Für das Rahmenprogramm war ebenfalls bestens gesorgt. Am Samstag hat die Klassenvereinigung ein kleines Bratwurst-Grillen mit Bier bei guter Stimmung organisiert. Michael Saffenreuter hatte alles dabei und hat sich als Grillmeister einen Namen gemacht. Stimmung war prima und wir haben uns auf den neuen Tag gefreut. Am Sonntagabend wurden wir von den Organisatoren zum Grillen eingeladen. Leider war es saukalt, so dass wir es nicht lange auf dem Steg direkt am Wasser ausgehalten haben.
Die Siegerehrung am Montagabend war zwar kurz aber sehr gut organisiert. Schade war nur, dass einige Crews bei der Siegerehrung fehlten. Das sollte nicht sein.
Die Travemünde Woche hat allen viel Spaß gemacht, sowohl auf dem Wasser wie auch an Land. Das schöne ist eben, dass sich das Segelevent mit dem Volksfest nahtlos verbindet. Die Stimmung war klasse, Wetter und Revier auch!
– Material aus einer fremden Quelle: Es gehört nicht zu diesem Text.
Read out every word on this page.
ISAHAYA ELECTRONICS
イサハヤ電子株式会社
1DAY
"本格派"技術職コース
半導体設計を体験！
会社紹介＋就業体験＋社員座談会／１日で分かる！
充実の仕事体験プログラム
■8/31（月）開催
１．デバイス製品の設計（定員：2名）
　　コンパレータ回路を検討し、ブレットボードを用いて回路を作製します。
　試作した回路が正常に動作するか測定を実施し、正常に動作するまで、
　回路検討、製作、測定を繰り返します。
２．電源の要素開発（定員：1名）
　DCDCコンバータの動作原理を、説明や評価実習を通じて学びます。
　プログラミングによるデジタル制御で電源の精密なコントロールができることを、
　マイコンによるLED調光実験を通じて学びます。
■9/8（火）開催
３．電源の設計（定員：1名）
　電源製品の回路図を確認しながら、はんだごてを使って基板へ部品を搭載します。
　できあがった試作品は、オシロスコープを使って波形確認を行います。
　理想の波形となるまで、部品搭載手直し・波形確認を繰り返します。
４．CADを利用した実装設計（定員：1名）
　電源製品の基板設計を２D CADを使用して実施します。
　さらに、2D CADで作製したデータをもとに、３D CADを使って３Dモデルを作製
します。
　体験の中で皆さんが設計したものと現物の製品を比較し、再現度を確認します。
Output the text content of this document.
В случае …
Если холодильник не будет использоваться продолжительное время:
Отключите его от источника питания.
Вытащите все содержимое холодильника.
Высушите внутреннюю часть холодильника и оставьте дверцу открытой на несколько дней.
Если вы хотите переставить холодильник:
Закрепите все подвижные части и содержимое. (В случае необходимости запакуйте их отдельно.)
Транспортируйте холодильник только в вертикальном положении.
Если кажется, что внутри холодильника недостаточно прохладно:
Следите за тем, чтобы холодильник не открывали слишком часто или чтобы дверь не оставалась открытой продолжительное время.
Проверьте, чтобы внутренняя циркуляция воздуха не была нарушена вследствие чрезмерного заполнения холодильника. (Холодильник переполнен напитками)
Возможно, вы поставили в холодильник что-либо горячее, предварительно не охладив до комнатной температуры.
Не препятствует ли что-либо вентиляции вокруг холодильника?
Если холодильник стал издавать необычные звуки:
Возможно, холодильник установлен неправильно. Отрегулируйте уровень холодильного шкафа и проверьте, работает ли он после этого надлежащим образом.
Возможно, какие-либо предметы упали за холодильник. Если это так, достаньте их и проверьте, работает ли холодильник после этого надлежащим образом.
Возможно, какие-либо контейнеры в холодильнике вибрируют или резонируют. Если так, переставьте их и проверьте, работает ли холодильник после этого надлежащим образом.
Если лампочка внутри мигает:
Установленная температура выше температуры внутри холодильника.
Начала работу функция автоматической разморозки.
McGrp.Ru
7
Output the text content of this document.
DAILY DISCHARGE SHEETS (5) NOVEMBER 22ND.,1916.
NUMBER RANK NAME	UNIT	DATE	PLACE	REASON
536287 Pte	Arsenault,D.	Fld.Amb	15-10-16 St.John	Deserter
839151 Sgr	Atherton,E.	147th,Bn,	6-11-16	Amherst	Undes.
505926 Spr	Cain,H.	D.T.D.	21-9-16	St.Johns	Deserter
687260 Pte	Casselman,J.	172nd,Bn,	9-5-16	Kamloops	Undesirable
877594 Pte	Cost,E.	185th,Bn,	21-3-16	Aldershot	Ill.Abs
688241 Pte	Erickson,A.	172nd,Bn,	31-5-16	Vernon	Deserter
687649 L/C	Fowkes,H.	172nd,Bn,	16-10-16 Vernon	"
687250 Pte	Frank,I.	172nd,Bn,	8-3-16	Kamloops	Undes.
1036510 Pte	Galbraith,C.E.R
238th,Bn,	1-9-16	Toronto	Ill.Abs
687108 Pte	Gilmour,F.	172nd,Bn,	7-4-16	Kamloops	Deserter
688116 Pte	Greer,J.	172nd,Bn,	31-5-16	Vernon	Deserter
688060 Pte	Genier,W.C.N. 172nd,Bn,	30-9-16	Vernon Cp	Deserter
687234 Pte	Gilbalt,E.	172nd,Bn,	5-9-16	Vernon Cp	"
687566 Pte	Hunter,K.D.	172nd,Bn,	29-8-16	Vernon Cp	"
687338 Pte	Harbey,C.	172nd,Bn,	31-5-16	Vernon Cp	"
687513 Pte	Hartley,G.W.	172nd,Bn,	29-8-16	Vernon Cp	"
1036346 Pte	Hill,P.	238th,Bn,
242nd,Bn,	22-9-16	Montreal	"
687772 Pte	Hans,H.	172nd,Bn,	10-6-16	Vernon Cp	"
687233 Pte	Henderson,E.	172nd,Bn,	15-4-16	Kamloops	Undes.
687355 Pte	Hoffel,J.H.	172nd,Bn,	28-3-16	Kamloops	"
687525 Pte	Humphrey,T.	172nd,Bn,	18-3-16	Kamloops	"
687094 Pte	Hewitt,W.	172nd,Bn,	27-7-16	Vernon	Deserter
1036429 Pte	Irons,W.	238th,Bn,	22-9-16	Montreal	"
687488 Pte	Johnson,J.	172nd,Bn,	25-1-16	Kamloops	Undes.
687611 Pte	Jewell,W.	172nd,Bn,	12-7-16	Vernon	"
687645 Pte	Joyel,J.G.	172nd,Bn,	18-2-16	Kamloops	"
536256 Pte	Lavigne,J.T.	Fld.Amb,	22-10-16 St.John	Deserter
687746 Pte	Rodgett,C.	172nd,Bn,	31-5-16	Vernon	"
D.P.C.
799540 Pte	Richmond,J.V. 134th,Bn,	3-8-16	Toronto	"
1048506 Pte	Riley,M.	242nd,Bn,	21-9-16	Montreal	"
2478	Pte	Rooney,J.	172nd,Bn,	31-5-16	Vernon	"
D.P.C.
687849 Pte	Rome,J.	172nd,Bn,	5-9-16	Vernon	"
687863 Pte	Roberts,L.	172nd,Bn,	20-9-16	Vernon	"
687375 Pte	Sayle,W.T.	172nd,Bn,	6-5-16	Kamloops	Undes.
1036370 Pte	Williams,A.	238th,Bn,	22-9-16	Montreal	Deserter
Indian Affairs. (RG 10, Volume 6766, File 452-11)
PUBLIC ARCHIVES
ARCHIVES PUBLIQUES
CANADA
Als Resümee kann man sagen, es war eine schöne Veranstaltung, es hat sich gelohnt, auch wenn die Beteiligung doch sehr gering war.  Alle Rennen wurden übrigens von SAP getrackt, so dass man jedes Rennen später noch am Bildschirm analysieren kann. Tolle Technik!

Nächsten Jahr werden wir die Euro in Italien Segeln. Die Italiener werden im Herbst entscheiden, wo es hingeht.